Cardus always insisted that he was not one to “praise the past and neglect the joys of the present”. His writings though suggest a nostalgia for the Golden Age of cricket, (1890-1914), and for the “amateur influence and example”. Up to 1962, English cricketers were divided into amateurs, who played for the love of the game, and professionals, for whom it was the means of livelihood. An important fixture in first-class cricket was the annual Gentlemen versus Players match. The Gentlemen were the amateurs, and the Players, the professionals. Sir Stanley Jackson -- he received his first knighthood in 1927 -- was the younger son of a peer. He was a Cambridge Blue, and later played for Yorkshire and England as an amateur. In his last season he led England to a 2-0 victory over a strong Australian side in the Ashes series of 1905. Robertson-Glasgow considered him as “one of the greatest all-rounders that cricket has known”. After his cricketing days he was active in politics, and in 1927 was appointed Governor of Bengal. Those were turbulent times, and in 1932, he narrowly escaped assassination.
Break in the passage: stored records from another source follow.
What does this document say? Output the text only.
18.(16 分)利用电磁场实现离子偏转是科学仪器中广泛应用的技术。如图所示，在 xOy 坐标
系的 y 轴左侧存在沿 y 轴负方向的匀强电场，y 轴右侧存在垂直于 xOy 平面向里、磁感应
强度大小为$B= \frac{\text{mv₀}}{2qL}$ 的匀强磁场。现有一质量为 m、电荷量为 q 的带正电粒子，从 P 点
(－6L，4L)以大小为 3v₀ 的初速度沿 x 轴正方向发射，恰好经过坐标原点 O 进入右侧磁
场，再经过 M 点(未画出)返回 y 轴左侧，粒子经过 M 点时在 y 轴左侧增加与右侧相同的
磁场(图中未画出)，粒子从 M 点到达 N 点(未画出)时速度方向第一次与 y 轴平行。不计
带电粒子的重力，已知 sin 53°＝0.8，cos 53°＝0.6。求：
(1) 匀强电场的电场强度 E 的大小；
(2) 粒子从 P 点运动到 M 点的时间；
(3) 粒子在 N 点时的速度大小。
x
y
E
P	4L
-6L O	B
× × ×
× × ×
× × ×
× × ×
At the convocation ceremony of Calcutta University, Bina Das -- a young lady of 21, associated with a revolutionary society -- fired five shots at the Governor. Jackson was unhurt; Bina's skill with firearms, fortunately for him, did not match her revolutionary fervour. The would-be assassin was quickly subdued by, among others, the Vice Chancellor, Dr. Hassan Suhrawardy, and in the British tradition of stiff upper lip, the convocation ceremony continued as scheduled. Suhrawardy would later receive a knighthood. Bina Das was sentenced to a term in prison. After independence she would be elected to the West Bengal Legislative Assembly, and also write her memoirs. During the Bangladesh liberation war, she extended staunch support to the freedom fighters.

Bangladesh has a link of sorts with the first Test Match ever to be played. In March, 1877, England and Australia played for the first time on level terms at Melbourne. The match was subsequently recognized as the first Test match in cricket history. The English team was not the strongest that could be selected; three of England's best batsmen, WG Grace, Richard Daft and Arthur Shrewsbury were not available for the tour. Australia, without “Demon Bowler”, FR Spofforth, won the match by 45 runs. 21 out of the 22 cricketers who played were born in Britain or Australia. The one exception, Bransby Beauchamp Cooper, according to Wisden, was born on March 15, 1844 in Dacca, India. He batted at no.5 for Australia, and scored 3 and 15 in the match. Bangladesh's link with the first Test match in cricket is admittedly tenuous. In sheer enthusiasm and love for the game, though, Bangladesh would be the equal of any country in the world.